For the first issue, I gave the solution to use MATLAB SIMULINK for proper simulation.
After the proper utilization of this software, I was able to complete the project simulation and
obtain proper results. For the next issue, I provided the solution of using data rate
transmission of 100 Mbps and hence was able to resolve the issues.
CE 3.3.5 Plan to produce creative and innovative work
My chief plan was for to produce an advanced along with original effort by
effectively working with my project supervisor. I also subdivided my works perfectly and
then significantly ensured that I have completed every individual part with higher efficiency
and effectiveness.
CE 3.3.6 Collaborative Work
I as well as my supervisor of project have completed this work collaboratively. I have
tested the project functionalities repeatedly for the identification of the errors in this project
and finally completed the work perfectly. Besides, I also arranged various meetings for the
work with my head of the department.
CE 3.4 Project Review
CE 3.4.1 Project Overview
I have effectively ordered all the materials required for this work. I also have
documented and noted the results while integrating my experiments. I have even utilized my
understanding of analog circuit designing for making the design appropriately and perfectly.

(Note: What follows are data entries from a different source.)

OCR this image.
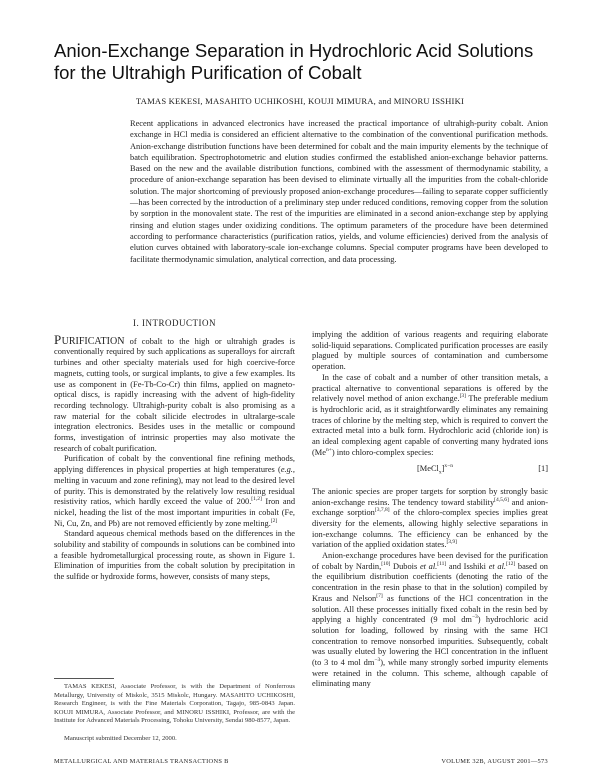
Anion-Exchange Separation in Hydrochloric Acid Solutions for the Ultrahigh Purification of Cobalt
TAMAS KEKESI, MASAHITO UCHIKOSHI, KOUJI MIMURA, and MINORU ISSHIKI

Recent applications in advanced electronics have increased the practical importance of ultrahigh-purity cobalt. Anion exchange in HCl media is considered an efficient alternative to the combination of the conventional purification methods. Anion-exchange distribution functions have been determined for cobalt and the main impurity elements by the technique of batch equilibration. Spectrophotometric and elution studies confirmed the established anion-exchange behavior patterns. Based on the new and the available distribution functions, combined with the assessment of thermodynamic stability, a procedure of anion-exchange separation has been devised to eliminate virtually all the impurities from the cobalt-chloride solution. The major shortcoming of previously proposed anion-exchange procedures—failing to separate copper sufficiently—has been corrected by the introduction of a preliminary step under reduced conditions, removing copper from the solution by sorption in the monovalent state. The rest of the impurities are eliminated in a second anion-exchange step by applying rinsing and elution stages under oxidizing conditions. The optimum parameters of the procedure have been determined according to performance characteristics (purification ratios, yields, and volume efficiencies) derived from the analysis of elution curves obtained with laboratory-scale ion-exchange columns. Special computer programs have been developed to facilitate thermodynamic simulation, analytical correction, and data processing.

I. INTRODUCTION

PURIFICATION of cobalt to the high or ultrahigh grades is conventionally required by such applications as superalloys for aircraft turbines and other specialty materials used for high coercive-force magnets, cutting tools, or surgical implants, to give a few examples. Its use as component in (Fe-Tb-Co-Cr) thin films, applied on magneto-optical discs, is rapidly increasing with the advent of high-fidelity recording technology. Ultrahigh-purity cobalt is also promising as a raw material for the cobalt silicide electrodes in ultralarge-scale integration electronics. Besides uses in the metallic or compound forms, investigation of intrinsic properties may also motivate the research of cobalt purification.

Purification of cobalt by the conventional fine refining methods, applying differences in physical properties at high temperatures (e.g., melting in vacuum and zone refining), may not lead to the desired level of purity. This is demonstrated by the relatively low resulting residual resistivity ratios, which hardly exceed the value of 200.[1,2] Iron and nickel, heading the list of the most important impurities in cobalt (Fe, Ni, Cu, Zn, and Pb) are not removed efficiently by zone melting.[2]

Standard aqueous chemical methods based on the differences in the solubility and stability of compounds in solutions can be combined into a feasible hydrometallurgical processing route, as shown in Figure 1. Elimination of impurities from the cobalt solution by precipitation in the sulfide or hydroxide forms, however, consists of many steps,

implying the addition of various reagents and requiring elaborate solid-liquid separations. Complicated purification processes are easily plagued by multiple sources of contamination and cumbersome operation.

In the case of cobalt and a number of other transition metals, a practical alternative to conventional separations is offered by the relatively novel method of anion exchange.[3] The preferable medium is hydrochloric acid, as it straightforwardly eliminates any remaining traces of chlorine by the melting step, which is required to convert the extracted metal into a bulk form. Hydrochloric acid (chloride ion) is an ideal complexing agent capable of converting many hydrated ions $(Me^{n+})$ into chloro-complex species:

[MeCl$_x$]$^{x-n}$	[1]

The anionic species are proper targets for sorption by strongly basic anion-exchange resins. The tendency toward stability[4,5,6] and anion-exchange sorption[3,7,8] of the chloro-complex species implies great diversity for the elements, allowing highly selective separations in ion-exchange columns. The efficiency can be enhanced by the variation of the applied oxidation states.[3,9]

Anion-exchange procedures have been devised for the purification of cobalt by Nardin,[10] Dubois et al.[11] and Isshiki et al.[12] based on the equilibrium distribution coefficients (denoting the ratio of the concentration in the resin phase to that in the solution) compiled by Kraus and Nelson[7] as functions of the HCl concentration in the solution. All these processes initially fixed cobalt in the resin bed by applying a highly concentrated (9 mol $dm^{-3}$) hydrochloric acid solution for loading, followed by rinsing with the same HCl concentration to remove nonsorbed impurities. Subsequently, cobalt was usually eluted by lowering the HCl concentration in the influent (to 3 to 4 mol $dm^{-3}$), while many strongly sorbed impurity elements were retained in the column. This scheme, although capable of eliminating many

TAMAS KEKESI, Associate Professor, is with the Department of Nonferrous Metallurgy, University of Miskolc, 3515 Miskolc, Hungary. MASAHITO UCHIKOSHI, Research Engineer, is with the Fine Materials Corporation, Tagajo, 985-0843 Japan. KOUJI MIMURA, Associate Professor, and MINORU ISSHIKI, Professor, are with the Institute for Advanced Materials Processing, Tohoku University, Sendai 980-8577, Japan.

Manuscript submitted December 12, 2000.
METALLURGICAL AND MATERIALS TRANSACTIONS B	VOLUME 32B, AUGUST 2001—573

I
have also used MATLAB to simulate the software architecture in this project.

CE 3.4.2 My Contribution to work
I have effectively proposed the design of temperature controller system, since I was
the chief networking engineer. My other contribution to this project was to propose a design
for this system properly and efficiently. I also found the various flaws of the project with
proper solutions. I also compared my results with the desired results.